La scena è ambientata nei dintorni di Ebron, poco a sud di Gerusalemme (dove ora si trova la tomba dei patriarchi costruita da Erode il Grande), e inizia in modo da introdurne da subito il contenuto: «Il Signore apparve ad Abramo alle Querce di Mamre» (18,1). Il lettore, però, appena dopo, viene ad apprendere che invece del «Signore» sono «tre uomini» che si avvicinano alla tenda di Abramo. Questi sembrano persone normali, non hanno alcuna caratteristica superumana, anche se sono chiamati qui «uomini» (18,2) mentre, più avanti, saranno definiti «angeli» (19,1).
Qual è lo scopo di questa visita? Il testo non lo dice, ma l’interpretazione giudaica collega questa scena con quella che la precede. Appena prima, infatti, l’autore sacro aveva raccontato come il Signore aveva stipulato con Abramo un’alleanza, con un segno che toccava addirittura la sua carne, quello della circoncisione. I rabbini così immaginano un dialogo tra Dio e la sua corte celeste: «Il terzo giorno dalla sua circoncisione, quando Abramo stava soffrendo dolori atroci, Dio parlò agli angeli, e disse: “Andate a far visita agli ammalati”. Gli angeli si rifiutarono, e dissero: “Che cosa è l’uomo, che tu ti ricordi di lui? E il figlio dell’uomo, perché tu debba visitarlo? E tu vuoi abbassarti ad andare in un luogo di impurità, un luogo dove sono sangue e sporcizia?”. Ma Dio replicò loro: “Voi avete detto questo? Il sapore di questo sangue è più dolce, per me, della mirra e dell’incenso, e se voi non volete andare da Abramo, ci andrò io stesso, da solo”».
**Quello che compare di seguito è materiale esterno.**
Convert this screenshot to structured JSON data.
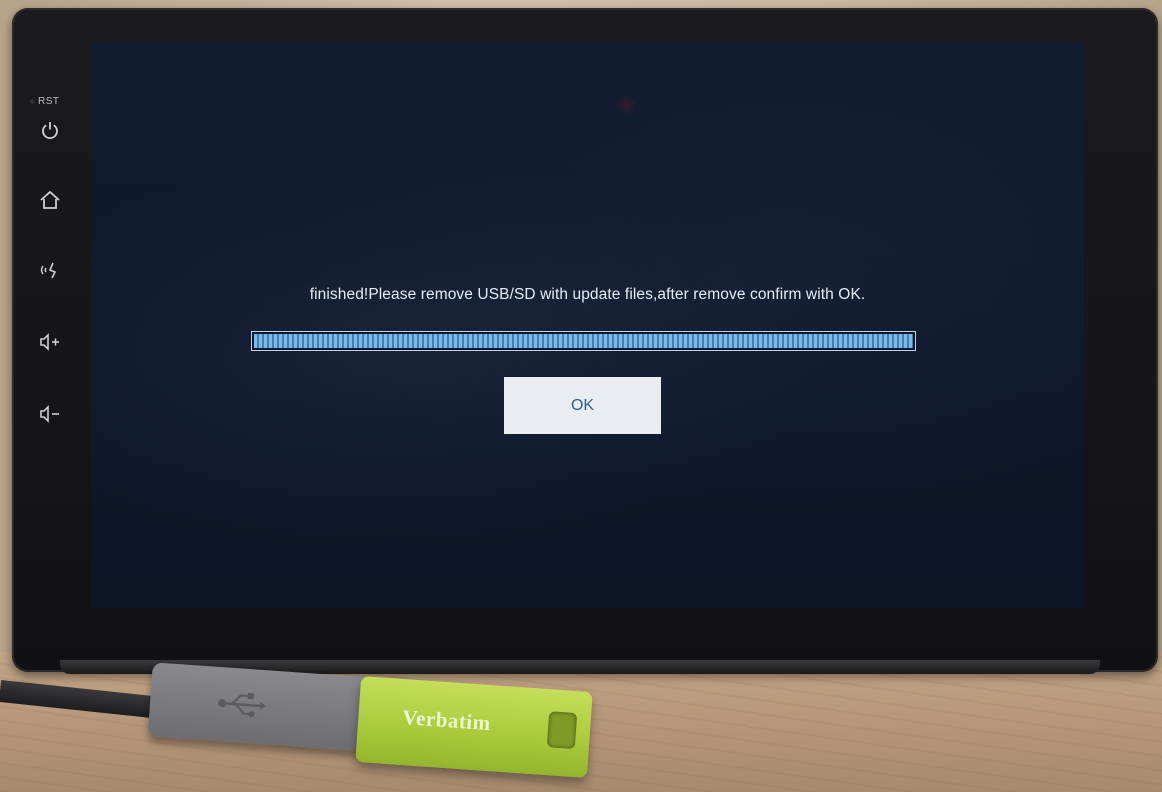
{
  "device": {
    "reset_label": "RST",
    "keys": [
      {
        "icon": "power-icon"
      },
      {
        "icon": "home-icon"
      },
      {
        "icon": "voice-icon"
      },
      {
        "icon": "volume-up-icon"
      },
      {
        "icon": "volume-down-icon"
      }
    ]
  },
  "dialog": {
    "message": "finished!Please remove USB/SD with update files,after remove confirm with OK.",
    "progress_percent": 100,
    "ok_label": "OK"
  },
  "usb_stick": {
    "brand": "Verbatim"
  },
  "colors": {
    "screen_bg": "#0e182a",
    "text": "#e6ecf5",
    "progress": "#7db9e6",
    "button_bg": "#e9edf1",
    "button_text": "#2f5f8a",
    "usb_stick": "#b5d148"
  }
}
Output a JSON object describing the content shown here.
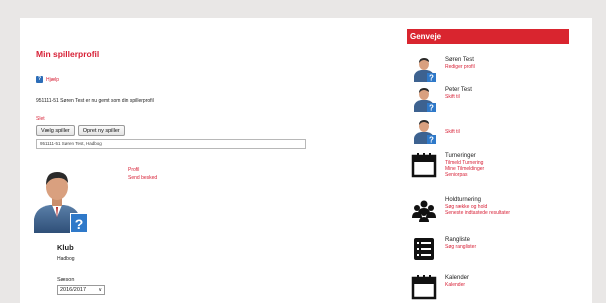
{
  "main": {
    "page_title": "Min spillerprofil",
    "help_label": "Hjælp",
    "saved_text": "951111-51 Søren Test er nu gemt som din spillerprofil",
    "delete_label": "Slet",
    "choose_player_label": "Vælg spiller",
    "create_player_label": "Opret ny spiller",
    "player_value": "951111-51 Søren Test, Hadbog",
    "profile_link": "Profil",
    "send_message_link": "Send besked",
    "klub_heading": "Klub",
    "klub_value": "Hadbog",
    "season_label": "Sæson",
    "season_value": "2016/2017"
  },
  "sidebar": {
    "header": "Genveje",
    "items": [
      {
        "title": "Søren Test",
        "links": [
          "Rediger profil"
        ],
        "icon": "person-icon"
      },
      {
        "title": "Peter Test",
        "links": [
          "Skift til"
        ],
        "icon": "person-icon"
      },
      {
        "title": "",
        "links": [
          "Skift til"
        ],
        "icon": "person-icon"
      },
      {
        "title": "Turneringer",
        "links": [
          "Tilmeld Turnering",
          "Mine Tilmeldinger",
          "Seniorpas"
        ],
        "icon": "calendar-icon"
      },
      {
        "title": "Holdturnering",
        "links": [
          "Søg række og hold",
          "Seneste indtastede resultater"
        ],
        "icon": "group-icon"
      },
      {
        "title": "Rangliste",
        "links": [
          "Søg ranglister"
        ],
        "icon": "list-icon"
      },
      {
        "title": "Kalender",
        "links": [
          "Kalender"
        ],
        "icon": "calendar-icon"
      }
    ]
  },
  "colors": {
    "accent": "#d71f35",
    "header": "#d9252f",
    "avatar_badge": "#2f79c9"
  }
}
Il messaggio di questo racconto è chiaro: Dio dà l’esempio e compie un’opera di misericordia, egli stesso per primo, quella di visitare gli ammalati. Al rifiuto degli angeli, il Signore si mette in gioco, ed è disponibile a recarsi in un luogo dove c’è sangue (uno degli elementi che rendono impuri) e sporcizia (un riferimento alla ferita della carne di Abramo). Ma anche il racconto rabbinico si interrompe lasciando sospeso il lettore: è Dio che ha visitato Abramo, sono i suoi “angeli”, o sono “uomini”?
Se è Dio che visita Abramo, egli lo ospita con generosità. Nella Lettera agli Ebrei si legge: «Non dimenticate l’ospitalità; alcuni, praticandola, senza saperlo hanno accolto degli angeli» (13,2). La philoxenia, l’amore per lo straniero, l’attenzione alla persona non conosciuta, all’ospite inatteso, è l’impegno che sgorga dal contemplare la Trinità che visita la nostra povera umanità ferita.